C’è poi una questione rilevante, già introdotta da Williams, da esplorare: quella del risarcimento. Se le giovani donne hanno la percezione di partire svantaggiate, è chiaro che le loro aspirazioni vengono ridimensionate.

A questo proposito, un rapporto Confcommercio 2022 sulle imprese femminili, elaborato da Terziario Donna Confcommercio insieme al Centro Studi Camerali “Guglielmo Tagliacarne”, ha evidenziato che le imprese femminili in Italia hanno subito un forte calo nel 2021, -12,1%. Queste imprese faticano a tenere il passo delle imprese maschili e hanno una scarsa internazionalizzazione. Inoltre, non godono di investimenti favorevoli.
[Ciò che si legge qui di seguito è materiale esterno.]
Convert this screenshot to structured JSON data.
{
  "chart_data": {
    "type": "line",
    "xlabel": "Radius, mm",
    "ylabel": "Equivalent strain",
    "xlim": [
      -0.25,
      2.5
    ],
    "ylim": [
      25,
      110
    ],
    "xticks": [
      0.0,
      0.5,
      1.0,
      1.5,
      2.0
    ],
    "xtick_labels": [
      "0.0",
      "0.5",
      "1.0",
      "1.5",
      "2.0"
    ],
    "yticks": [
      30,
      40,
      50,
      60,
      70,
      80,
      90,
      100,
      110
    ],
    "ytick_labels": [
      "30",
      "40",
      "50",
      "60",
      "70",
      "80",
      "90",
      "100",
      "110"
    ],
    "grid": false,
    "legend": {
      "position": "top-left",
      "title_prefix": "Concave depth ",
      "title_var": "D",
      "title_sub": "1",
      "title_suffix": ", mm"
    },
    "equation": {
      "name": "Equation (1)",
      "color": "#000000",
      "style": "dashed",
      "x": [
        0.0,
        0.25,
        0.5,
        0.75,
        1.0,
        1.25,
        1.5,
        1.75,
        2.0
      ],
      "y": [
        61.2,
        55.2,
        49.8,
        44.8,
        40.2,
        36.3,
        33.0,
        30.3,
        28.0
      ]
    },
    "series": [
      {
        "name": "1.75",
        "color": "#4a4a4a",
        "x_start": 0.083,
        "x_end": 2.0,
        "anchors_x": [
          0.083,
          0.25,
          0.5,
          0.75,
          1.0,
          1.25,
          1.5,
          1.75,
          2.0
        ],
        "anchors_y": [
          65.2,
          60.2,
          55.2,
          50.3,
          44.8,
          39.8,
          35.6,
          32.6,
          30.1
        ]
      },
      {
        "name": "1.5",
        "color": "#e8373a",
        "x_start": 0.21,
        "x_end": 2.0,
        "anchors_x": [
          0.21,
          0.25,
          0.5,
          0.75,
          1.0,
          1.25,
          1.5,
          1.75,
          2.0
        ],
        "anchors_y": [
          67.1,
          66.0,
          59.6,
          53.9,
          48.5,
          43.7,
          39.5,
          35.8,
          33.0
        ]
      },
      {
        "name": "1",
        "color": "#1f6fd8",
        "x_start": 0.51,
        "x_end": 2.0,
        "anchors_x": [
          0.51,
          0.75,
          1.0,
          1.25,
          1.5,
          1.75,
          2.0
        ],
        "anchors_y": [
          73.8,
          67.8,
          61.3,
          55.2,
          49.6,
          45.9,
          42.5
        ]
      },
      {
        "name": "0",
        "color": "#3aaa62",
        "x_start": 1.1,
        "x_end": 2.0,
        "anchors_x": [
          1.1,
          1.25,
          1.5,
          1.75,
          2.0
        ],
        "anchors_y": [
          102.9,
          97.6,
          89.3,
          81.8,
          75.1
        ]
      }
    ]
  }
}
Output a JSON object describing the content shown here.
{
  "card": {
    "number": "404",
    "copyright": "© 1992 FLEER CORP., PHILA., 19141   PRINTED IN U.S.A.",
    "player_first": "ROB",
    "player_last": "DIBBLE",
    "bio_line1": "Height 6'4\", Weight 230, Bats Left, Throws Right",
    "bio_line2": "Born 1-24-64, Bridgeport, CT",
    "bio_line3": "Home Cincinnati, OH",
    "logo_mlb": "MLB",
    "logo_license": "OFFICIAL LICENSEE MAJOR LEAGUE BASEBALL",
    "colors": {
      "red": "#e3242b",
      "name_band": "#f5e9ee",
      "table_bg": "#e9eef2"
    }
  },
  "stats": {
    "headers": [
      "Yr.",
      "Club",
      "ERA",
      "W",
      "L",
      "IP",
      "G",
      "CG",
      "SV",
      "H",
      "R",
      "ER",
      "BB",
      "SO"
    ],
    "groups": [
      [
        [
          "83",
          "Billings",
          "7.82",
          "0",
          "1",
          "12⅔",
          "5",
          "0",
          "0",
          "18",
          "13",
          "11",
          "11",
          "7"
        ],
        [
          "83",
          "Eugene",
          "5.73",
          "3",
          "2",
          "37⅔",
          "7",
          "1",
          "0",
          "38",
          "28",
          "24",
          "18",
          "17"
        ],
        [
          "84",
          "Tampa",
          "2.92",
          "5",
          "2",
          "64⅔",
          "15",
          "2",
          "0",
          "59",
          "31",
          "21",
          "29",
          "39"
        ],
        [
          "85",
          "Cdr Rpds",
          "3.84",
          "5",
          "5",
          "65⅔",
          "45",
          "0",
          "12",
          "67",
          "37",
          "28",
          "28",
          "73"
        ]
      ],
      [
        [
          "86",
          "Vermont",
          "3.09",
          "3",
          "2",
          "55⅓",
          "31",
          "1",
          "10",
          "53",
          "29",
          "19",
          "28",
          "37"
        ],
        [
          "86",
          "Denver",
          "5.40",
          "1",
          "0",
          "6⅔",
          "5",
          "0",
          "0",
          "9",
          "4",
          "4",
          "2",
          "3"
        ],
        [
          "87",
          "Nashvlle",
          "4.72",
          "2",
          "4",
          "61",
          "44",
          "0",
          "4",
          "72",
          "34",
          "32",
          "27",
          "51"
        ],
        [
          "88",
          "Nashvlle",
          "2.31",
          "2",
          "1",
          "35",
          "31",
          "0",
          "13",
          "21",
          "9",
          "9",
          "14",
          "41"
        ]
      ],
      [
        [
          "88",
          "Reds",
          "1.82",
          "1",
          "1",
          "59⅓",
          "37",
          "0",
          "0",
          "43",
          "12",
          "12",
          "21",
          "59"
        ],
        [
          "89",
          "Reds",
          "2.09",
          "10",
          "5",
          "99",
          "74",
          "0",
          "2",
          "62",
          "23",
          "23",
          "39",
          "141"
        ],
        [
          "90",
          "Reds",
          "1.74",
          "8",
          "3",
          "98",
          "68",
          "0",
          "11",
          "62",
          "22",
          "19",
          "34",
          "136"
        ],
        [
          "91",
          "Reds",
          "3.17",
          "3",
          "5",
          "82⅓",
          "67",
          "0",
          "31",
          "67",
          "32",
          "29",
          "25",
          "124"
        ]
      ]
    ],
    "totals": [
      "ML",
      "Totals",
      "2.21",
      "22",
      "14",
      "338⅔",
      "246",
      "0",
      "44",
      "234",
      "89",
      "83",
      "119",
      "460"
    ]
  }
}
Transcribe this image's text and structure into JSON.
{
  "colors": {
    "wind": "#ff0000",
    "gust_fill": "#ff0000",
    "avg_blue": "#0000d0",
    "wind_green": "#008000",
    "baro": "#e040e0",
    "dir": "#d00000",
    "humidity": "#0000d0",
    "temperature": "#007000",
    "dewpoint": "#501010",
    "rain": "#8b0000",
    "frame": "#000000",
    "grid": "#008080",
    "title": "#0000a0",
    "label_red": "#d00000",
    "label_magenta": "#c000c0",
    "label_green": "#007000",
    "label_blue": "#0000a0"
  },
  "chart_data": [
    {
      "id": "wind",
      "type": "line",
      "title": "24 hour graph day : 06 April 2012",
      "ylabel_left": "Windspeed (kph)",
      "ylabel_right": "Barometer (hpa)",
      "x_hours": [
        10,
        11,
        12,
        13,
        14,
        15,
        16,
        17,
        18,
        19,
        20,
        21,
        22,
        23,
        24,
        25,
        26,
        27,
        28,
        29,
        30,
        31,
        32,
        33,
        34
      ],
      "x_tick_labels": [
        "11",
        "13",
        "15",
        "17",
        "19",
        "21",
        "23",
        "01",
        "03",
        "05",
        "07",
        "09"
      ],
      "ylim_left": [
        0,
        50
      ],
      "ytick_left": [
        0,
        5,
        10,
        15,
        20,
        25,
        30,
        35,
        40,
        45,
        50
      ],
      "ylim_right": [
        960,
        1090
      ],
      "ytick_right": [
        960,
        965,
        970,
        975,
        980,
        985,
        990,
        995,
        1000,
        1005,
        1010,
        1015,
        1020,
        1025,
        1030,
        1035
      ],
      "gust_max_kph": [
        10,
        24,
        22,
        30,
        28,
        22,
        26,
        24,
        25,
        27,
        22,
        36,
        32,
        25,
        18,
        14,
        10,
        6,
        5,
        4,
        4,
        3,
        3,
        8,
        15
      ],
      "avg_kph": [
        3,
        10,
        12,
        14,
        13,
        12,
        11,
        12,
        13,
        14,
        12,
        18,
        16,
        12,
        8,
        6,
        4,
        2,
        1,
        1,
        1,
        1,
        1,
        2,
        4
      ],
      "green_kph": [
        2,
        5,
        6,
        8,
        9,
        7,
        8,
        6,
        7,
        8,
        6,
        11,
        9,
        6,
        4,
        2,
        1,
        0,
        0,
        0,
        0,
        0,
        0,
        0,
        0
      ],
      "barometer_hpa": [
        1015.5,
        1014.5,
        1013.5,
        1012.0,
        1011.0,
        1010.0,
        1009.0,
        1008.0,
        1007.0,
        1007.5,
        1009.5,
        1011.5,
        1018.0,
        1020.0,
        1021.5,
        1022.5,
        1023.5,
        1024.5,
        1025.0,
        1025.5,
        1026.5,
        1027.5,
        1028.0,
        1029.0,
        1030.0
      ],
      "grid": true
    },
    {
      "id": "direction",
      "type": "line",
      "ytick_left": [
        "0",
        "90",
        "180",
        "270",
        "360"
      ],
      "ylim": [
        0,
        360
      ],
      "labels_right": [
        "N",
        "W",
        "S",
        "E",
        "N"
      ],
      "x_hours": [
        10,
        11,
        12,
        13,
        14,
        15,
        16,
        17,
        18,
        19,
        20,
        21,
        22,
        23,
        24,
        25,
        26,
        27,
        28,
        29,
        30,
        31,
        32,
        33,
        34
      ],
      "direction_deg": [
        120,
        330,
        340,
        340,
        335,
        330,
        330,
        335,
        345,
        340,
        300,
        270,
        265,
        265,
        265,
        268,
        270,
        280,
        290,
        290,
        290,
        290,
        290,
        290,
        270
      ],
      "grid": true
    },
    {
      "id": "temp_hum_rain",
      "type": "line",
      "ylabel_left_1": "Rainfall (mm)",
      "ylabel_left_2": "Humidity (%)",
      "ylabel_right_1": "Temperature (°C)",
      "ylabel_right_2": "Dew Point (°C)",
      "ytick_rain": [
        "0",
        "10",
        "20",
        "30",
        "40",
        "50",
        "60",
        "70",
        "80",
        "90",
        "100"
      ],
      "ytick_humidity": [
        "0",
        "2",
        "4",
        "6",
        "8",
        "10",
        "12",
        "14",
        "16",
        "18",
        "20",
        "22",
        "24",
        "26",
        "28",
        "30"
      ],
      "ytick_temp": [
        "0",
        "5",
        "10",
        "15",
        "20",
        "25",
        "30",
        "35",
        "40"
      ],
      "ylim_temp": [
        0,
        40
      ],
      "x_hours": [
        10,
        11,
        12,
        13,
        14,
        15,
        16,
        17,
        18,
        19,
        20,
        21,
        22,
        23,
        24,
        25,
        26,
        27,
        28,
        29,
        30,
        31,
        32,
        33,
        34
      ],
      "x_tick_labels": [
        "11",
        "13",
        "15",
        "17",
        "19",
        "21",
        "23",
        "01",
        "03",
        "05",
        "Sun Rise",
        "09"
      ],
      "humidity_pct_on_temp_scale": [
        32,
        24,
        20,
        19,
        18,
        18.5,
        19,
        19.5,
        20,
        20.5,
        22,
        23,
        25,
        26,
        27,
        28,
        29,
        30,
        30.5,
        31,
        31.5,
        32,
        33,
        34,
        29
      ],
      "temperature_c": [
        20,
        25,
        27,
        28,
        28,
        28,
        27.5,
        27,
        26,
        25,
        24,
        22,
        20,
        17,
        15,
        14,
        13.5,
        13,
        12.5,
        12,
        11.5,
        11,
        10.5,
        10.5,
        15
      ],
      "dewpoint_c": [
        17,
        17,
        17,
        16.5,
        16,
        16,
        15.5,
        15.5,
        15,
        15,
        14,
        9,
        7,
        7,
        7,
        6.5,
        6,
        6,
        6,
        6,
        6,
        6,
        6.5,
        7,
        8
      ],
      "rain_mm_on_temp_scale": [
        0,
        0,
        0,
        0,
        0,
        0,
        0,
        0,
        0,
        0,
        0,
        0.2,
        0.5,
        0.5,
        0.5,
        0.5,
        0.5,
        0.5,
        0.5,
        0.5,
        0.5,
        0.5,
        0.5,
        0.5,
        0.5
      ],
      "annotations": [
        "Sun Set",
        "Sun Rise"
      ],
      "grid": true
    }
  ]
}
In ogni caso, anche le aziende preferiscono assumere uomini formati in materie STEM: sia perché il parterre è più ampio, considerando il numero di laureati in discipline scientifiche e tecnologiche, sia perché, come anticipato, si ritiene che il genere maschile abbia una predisposizione, una maggiore attitudine a questo tipo di attività.

 

Per la cronaca, si stanno facendo progressi. Sebbene la parità sia ancora lontana, gli ultimi dati Eurostat raccolti sull’argomento parlano di una crescita sul territorio europeo. C’è anche un altro fattore da considerare: il cambiamento della narrazione. Se il mondo si sta muovendo verso transizioni digitali ed ecologiche, saranno necessarie sempre più figure specializzate, indipendentemente dal genere, in grado di muoversi professionalmente. Anche la generazione più giovane sembra essere molto attenta al tema delle pari opportunità. Sui social network l’argomento è spesso dibattuto e sembra che i vecchi retaggi stiano lasciando il posto a una narrazione priva di vincoli che è obsoleta e ingiusta.

Ci sono anche sempre più “esempi” di donne in ruoli di leadership che diventano icone del cambiamento. Si è già parlato dell’astronauta Samantha Cristoforetti che, in occasione del lancio della bambola Barbie che la rappresenta nel 2018, ha espresso la speranza che: “Forse il divertimento e l’immagine della mia bambola che fluttua in assenza di gravità stimolerà l’immaginazione delle bambine e le porterà a considerare una carriera nelle STEM, sarebbe davvero qualcosa di straordinario”. Naturalmente si tratta solo di un esempio, perché delle seicento persone che finora hanno “galleggiato in assenza di gravità”, solo il 12% appartiene al genere femminile.

Tuttavia, i tempi sembrano essere maturi. E anche se le circostanze a volte complicano l’avanzamento del processo – pandemie e guerre – c’è un grande desiderio da parte dei giovanissimi e dei giovani di conoscere la scienza e le nuove tecnologie, indistintamente.

 

Durante l’ultima campagna elettorale, in Italia, quella che ha visto trionfare Fratelli di Italia, la leader del partito, Giorgia Meloni, ha ricordato l’importanza dello studio universitario e del diritto allo studio, rafforzando i sussidi e le borse di studio. Ha inoltre parlato di “sostegno” alle discipline STEM, riconoscendone la rilevanza soprattutto in quanto necessarie e internazionali.